Our flat-screen television sets have replaced the wall of the cave. Everything else remains unchanged. Commentators despair about the rise of far-right politics in Europe, but that is merely the symptom of a more general affliction. The combination of economic hardship, ideology (whether religious or political) acting as a proxy for critical inquiry and personal responsibility and the simplified world view being offered up by visual media, is a very dangerous one. Acts of violence in our streets, English Defence League rallies, Golden Dawn MPs and firebombed mosques are the natural consequence of that perfect storm.

However, there is cause to be grateful, too. These attitudes are not newly created; they have lurked under the surface for a long time. In this environment of fear and suspicion, of strivers and shirkers, of new bogeymen, they are expressed rather than suppressed. This is preferable in many ways. Once out in the open, they can be fought and defeated, as they always have been. "The sun doesn't always shine", says Socrates. "Sometimes there are dark clouds that bring rain and gloom. At times like these, it is easier to see. We are not misled by the shine on things."
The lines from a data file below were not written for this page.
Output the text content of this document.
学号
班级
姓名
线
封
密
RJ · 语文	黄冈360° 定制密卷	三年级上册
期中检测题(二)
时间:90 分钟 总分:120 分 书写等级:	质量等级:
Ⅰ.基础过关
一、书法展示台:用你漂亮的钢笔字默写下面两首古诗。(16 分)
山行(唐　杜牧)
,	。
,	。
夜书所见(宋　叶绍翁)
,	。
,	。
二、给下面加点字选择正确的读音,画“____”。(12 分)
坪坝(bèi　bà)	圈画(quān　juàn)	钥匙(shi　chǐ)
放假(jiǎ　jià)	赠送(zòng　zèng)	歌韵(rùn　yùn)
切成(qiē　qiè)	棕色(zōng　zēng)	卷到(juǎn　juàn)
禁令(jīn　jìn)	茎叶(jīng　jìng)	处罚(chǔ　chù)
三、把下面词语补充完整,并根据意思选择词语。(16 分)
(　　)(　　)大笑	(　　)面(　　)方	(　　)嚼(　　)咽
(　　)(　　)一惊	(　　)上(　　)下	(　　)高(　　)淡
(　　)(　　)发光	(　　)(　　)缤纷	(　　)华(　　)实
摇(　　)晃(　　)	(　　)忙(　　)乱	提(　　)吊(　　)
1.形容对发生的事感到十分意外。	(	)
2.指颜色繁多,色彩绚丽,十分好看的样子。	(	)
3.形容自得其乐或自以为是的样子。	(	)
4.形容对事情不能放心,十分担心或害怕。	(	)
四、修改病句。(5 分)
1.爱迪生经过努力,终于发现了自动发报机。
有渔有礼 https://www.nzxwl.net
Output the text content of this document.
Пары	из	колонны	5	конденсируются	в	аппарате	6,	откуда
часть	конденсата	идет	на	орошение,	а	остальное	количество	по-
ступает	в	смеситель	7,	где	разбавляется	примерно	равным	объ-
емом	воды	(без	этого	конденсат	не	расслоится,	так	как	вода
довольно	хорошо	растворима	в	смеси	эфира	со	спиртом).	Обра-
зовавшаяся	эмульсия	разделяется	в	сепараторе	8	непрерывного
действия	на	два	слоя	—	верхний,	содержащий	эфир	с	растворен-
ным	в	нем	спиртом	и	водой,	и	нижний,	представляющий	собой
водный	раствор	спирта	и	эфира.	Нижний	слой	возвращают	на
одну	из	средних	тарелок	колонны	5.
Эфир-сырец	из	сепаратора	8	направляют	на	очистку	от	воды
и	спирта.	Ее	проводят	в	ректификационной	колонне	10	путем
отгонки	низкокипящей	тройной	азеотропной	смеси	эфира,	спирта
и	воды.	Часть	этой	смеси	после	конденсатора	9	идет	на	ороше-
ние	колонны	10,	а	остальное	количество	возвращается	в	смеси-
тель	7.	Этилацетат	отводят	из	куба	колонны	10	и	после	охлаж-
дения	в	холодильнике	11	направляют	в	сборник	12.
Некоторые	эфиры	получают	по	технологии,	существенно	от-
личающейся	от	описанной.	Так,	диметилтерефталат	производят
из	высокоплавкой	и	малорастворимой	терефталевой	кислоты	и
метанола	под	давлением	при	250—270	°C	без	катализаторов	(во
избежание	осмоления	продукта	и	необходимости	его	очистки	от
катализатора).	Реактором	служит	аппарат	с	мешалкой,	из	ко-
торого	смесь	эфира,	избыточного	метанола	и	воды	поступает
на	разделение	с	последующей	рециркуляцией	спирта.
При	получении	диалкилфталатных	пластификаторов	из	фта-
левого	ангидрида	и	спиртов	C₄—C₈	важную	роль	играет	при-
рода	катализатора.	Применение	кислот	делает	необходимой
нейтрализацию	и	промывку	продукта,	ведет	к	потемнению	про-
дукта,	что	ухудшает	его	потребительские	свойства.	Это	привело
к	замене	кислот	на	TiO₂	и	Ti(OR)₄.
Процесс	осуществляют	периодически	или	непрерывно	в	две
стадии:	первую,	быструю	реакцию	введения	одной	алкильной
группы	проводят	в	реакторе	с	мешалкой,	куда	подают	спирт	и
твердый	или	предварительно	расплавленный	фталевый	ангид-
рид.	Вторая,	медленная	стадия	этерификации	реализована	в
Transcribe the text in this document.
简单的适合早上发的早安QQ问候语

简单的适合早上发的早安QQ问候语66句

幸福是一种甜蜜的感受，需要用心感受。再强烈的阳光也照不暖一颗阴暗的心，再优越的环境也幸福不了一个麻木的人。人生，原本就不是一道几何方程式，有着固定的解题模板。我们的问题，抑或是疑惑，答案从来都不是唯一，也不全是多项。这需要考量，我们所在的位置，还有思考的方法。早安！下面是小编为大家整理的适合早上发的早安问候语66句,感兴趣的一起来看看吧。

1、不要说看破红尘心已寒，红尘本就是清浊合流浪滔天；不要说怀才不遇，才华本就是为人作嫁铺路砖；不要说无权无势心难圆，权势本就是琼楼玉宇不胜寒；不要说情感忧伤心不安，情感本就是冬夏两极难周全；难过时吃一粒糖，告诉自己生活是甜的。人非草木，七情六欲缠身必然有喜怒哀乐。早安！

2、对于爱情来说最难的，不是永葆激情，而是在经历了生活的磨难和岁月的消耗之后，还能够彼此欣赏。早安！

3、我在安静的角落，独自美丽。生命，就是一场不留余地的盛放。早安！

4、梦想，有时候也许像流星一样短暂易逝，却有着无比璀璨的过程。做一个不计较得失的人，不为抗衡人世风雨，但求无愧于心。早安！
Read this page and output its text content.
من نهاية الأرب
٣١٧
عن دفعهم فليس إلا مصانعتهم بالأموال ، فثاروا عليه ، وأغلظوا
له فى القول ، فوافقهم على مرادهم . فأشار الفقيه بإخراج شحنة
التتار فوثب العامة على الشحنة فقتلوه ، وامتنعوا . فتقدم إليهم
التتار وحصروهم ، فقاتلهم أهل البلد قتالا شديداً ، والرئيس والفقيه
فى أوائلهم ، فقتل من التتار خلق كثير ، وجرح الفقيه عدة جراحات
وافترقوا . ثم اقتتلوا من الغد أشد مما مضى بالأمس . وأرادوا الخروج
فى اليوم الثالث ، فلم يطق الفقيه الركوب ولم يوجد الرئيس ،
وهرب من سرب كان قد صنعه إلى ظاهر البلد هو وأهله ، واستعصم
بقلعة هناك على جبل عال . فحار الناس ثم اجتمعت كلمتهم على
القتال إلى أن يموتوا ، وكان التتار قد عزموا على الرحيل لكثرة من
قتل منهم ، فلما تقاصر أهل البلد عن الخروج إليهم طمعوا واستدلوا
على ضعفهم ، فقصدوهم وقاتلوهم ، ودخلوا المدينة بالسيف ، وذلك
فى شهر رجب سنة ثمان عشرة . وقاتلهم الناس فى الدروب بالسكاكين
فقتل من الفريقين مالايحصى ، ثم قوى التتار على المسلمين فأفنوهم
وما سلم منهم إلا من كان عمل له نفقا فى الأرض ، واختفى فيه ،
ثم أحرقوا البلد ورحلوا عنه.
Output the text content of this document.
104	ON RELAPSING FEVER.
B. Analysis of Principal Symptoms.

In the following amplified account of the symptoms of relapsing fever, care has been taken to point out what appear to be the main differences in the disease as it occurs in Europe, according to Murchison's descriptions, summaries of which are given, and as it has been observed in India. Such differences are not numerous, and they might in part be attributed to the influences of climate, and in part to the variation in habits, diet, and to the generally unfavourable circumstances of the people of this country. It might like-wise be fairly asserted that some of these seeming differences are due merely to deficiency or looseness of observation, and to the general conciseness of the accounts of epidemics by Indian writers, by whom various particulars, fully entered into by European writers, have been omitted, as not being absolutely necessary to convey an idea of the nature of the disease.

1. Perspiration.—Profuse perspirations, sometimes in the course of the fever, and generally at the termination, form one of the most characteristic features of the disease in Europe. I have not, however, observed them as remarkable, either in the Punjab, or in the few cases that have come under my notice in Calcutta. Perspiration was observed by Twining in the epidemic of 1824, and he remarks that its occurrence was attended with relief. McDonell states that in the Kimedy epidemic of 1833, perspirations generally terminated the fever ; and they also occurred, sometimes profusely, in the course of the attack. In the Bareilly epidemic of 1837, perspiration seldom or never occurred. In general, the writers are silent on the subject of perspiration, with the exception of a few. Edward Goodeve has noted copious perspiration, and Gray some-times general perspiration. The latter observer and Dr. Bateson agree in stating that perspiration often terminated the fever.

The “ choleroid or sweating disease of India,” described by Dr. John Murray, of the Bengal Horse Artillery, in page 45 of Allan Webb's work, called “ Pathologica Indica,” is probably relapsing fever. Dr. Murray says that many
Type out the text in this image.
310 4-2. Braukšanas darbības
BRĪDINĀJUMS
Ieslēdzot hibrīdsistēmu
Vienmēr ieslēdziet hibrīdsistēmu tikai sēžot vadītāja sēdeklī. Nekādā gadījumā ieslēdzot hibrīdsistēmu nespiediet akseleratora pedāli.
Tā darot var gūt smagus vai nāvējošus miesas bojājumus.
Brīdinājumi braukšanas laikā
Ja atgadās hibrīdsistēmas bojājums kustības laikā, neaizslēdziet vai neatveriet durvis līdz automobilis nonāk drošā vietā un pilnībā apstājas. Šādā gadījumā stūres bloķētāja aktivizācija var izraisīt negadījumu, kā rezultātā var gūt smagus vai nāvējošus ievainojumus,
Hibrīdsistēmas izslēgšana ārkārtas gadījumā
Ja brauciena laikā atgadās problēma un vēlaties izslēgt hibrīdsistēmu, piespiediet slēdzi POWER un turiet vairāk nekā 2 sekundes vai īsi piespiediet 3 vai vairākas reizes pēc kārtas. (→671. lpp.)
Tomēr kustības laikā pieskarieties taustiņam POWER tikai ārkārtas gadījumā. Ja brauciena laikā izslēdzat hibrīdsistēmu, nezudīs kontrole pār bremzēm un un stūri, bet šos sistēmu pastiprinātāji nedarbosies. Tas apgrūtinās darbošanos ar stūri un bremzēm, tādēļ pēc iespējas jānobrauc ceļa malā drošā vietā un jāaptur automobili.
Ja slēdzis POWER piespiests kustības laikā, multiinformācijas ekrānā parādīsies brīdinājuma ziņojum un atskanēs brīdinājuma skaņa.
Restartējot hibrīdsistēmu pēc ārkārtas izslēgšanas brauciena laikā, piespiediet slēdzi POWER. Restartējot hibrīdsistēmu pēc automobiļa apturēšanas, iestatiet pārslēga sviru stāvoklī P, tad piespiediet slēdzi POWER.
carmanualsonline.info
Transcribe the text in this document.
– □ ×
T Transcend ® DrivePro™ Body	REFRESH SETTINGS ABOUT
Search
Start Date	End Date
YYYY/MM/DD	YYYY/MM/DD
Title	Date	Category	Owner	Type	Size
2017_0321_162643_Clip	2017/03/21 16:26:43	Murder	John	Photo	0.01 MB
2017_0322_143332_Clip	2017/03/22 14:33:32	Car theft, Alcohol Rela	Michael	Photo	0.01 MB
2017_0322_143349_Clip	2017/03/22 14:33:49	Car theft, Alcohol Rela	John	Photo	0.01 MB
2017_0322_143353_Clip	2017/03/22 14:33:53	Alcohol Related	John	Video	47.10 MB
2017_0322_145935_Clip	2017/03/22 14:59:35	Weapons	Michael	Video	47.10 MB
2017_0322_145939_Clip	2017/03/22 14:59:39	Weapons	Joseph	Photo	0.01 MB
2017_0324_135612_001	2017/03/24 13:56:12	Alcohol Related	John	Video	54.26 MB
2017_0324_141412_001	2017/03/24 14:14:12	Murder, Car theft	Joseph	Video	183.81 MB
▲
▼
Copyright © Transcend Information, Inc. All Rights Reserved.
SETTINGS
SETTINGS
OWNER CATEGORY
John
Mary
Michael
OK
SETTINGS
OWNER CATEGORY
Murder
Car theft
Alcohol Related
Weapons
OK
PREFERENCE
It's a difficult time to be a foreigner anywhere and look it. The crime? Having a beard. The punishment? Public humiliation or worse. I will shave as soon as my engagement is over and feel peculiarly guilty for doing it. I will deal with the suspicious glances at my satchel in the meantime. I will never cease to hope you might turn around from your television screen and see me, instead of just my shadow.